102021 In some embodiments, the methods use an IL-2 conjugate comprising the amino acid sequence of SEQ ID NO: 3 in which at least one amino acid residue in the IL-2 conjugate is replaced by the structure of Formula (XII) or Formula (XIII), or a mixture of Formula (XII) and Formula (XIII), wherein the amino acid residue in SEQ ID NO: 3 that is replaced is selected from F41, F43, K42, E61, and P64, and wherein n is an integer from about 450 to about 800, or from about 454 to about 796, or from about 454 to about 682, or from about 568 to about 909. In some embodiments, n in the compounds of Formula (XII) and Formula (XIII) is an integer selected from 454, 455, 568, 569, 680, 681, 682, 794, 795, 796, 908, 909, 910, 1021, 1022, 1023, 1135, 1136, 1137, and 1249.

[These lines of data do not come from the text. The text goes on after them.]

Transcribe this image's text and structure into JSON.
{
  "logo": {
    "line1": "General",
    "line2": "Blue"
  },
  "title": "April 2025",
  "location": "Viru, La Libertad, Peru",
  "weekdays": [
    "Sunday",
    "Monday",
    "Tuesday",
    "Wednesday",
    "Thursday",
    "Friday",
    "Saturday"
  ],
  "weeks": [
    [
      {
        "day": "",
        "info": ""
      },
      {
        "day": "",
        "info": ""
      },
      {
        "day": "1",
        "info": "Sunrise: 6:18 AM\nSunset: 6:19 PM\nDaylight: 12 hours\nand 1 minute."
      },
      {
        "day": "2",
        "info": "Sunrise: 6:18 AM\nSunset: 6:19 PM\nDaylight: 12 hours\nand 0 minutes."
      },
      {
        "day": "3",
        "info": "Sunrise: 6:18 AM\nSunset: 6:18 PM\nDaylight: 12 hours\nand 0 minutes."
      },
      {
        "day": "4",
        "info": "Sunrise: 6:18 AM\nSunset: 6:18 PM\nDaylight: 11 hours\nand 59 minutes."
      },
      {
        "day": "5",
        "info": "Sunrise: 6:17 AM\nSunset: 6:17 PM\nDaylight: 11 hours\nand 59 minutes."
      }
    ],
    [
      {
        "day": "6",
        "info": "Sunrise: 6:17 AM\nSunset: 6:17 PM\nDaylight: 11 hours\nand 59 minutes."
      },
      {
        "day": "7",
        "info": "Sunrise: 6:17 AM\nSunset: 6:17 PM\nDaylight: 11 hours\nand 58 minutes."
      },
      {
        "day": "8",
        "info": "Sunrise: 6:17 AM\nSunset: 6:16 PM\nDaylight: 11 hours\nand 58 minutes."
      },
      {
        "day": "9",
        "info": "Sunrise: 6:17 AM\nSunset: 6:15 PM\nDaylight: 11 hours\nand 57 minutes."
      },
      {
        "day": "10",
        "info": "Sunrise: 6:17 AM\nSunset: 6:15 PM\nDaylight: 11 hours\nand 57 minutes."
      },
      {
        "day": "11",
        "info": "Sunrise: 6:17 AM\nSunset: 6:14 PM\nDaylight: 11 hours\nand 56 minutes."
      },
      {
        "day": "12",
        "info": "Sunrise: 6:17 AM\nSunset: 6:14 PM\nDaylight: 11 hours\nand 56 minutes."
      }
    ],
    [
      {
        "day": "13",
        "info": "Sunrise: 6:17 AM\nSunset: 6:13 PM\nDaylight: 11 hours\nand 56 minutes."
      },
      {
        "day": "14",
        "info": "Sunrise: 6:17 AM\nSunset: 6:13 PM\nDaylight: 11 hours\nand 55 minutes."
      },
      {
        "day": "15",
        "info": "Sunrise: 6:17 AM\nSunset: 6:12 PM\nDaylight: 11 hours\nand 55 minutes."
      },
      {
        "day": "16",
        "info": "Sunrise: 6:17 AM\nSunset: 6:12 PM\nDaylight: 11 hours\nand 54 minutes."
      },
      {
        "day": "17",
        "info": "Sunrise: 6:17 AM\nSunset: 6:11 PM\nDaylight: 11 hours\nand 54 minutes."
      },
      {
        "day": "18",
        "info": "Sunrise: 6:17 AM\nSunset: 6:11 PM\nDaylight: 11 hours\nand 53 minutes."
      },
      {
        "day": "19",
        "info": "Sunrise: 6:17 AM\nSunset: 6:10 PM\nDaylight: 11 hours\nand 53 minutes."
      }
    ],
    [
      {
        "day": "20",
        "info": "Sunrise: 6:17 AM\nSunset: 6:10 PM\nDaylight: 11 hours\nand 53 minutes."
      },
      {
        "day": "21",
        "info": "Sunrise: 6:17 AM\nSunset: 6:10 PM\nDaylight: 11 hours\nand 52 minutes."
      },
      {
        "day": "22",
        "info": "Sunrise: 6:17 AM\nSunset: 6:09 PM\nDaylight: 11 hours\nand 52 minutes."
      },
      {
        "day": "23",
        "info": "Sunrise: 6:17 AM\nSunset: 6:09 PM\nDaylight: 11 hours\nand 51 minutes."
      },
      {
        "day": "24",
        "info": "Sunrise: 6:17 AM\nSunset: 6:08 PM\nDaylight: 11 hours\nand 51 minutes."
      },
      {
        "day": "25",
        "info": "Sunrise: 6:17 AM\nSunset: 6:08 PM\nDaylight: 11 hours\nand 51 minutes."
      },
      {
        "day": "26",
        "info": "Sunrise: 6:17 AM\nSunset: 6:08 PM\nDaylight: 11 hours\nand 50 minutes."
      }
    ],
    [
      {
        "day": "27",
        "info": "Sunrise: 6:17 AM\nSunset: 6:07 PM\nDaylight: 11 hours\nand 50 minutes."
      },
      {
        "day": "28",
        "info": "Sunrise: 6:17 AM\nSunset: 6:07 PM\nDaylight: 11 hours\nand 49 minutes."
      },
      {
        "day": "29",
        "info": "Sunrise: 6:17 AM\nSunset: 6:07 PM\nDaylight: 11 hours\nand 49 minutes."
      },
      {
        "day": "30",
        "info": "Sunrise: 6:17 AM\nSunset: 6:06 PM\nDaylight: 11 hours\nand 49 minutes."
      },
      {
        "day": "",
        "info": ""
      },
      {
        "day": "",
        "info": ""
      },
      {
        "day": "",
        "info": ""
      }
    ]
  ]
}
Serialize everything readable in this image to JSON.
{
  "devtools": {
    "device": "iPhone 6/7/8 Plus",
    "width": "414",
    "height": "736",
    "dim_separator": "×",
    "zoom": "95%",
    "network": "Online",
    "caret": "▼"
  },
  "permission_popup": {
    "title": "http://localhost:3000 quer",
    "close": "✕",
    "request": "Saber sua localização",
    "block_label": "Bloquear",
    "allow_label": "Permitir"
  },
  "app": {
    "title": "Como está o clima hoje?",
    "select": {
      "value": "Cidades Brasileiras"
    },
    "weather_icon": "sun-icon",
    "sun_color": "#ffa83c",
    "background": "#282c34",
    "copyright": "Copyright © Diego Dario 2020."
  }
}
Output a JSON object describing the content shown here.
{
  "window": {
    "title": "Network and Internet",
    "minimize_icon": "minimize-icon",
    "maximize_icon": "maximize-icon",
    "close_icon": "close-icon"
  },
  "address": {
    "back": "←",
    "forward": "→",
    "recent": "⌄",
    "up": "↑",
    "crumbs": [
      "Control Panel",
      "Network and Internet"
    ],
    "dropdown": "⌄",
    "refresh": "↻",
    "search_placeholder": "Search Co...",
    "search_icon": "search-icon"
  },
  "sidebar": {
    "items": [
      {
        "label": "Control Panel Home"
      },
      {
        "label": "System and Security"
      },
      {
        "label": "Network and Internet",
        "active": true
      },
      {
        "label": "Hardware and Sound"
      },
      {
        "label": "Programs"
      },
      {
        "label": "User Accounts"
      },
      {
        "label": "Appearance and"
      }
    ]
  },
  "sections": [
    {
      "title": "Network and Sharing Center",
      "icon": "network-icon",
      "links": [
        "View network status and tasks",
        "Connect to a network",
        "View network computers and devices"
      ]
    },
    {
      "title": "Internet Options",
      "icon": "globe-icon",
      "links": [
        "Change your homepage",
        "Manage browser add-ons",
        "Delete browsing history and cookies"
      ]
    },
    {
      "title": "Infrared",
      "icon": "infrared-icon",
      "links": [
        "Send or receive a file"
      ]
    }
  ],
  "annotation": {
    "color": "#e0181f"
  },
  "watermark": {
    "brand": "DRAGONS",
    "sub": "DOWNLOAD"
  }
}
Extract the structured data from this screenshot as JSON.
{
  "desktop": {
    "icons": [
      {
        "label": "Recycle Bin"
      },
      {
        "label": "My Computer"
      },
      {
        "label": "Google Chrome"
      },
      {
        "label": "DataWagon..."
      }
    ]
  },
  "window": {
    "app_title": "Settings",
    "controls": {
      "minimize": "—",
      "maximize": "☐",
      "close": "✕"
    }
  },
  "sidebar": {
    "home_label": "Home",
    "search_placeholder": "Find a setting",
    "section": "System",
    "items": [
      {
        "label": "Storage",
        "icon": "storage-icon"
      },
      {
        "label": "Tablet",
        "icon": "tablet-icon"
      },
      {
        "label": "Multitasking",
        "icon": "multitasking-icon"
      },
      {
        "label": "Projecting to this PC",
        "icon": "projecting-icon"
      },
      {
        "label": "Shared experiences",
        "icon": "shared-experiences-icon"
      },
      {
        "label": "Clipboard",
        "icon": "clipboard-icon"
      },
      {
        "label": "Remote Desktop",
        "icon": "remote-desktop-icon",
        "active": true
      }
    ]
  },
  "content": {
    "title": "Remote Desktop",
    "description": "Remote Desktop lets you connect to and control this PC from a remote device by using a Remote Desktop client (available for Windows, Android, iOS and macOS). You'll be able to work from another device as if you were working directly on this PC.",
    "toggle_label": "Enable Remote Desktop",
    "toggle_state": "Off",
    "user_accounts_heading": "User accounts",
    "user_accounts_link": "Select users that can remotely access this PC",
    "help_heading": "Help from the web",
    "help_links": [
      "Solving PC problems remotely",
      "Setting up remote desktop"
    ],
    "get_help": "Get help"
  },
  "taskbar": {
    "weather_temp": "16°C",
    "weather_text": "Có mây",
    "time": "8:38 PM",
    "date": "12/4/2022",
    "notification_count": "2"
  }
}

[0203] In some embodiments, the methods use an IL-2 conjugate comprising the amino acid sequence of SEQ ID NO: 3 in which at least one amino acid residue in the IL-2 conjugate is replaced by the structure of Formula (XII) or Formula (X110, or a mixture of Formula (XII) and Formula (XIII), wherein the amino acid residue in SEQ ID NO: 3 that is replaced is selected from E61 and P64, and wherein n is an integer from about 450 to about 800, or from about 454 to about 796, or from about 454 to about 682, or from about 568 to about 909. In some embodiments, n in the compounds of Formula (XII) and Formula (XIII) is an integer selected from 454, 455, 568, 569, 680, 681, 682, 794, 795, 796, 908, 909, and 910.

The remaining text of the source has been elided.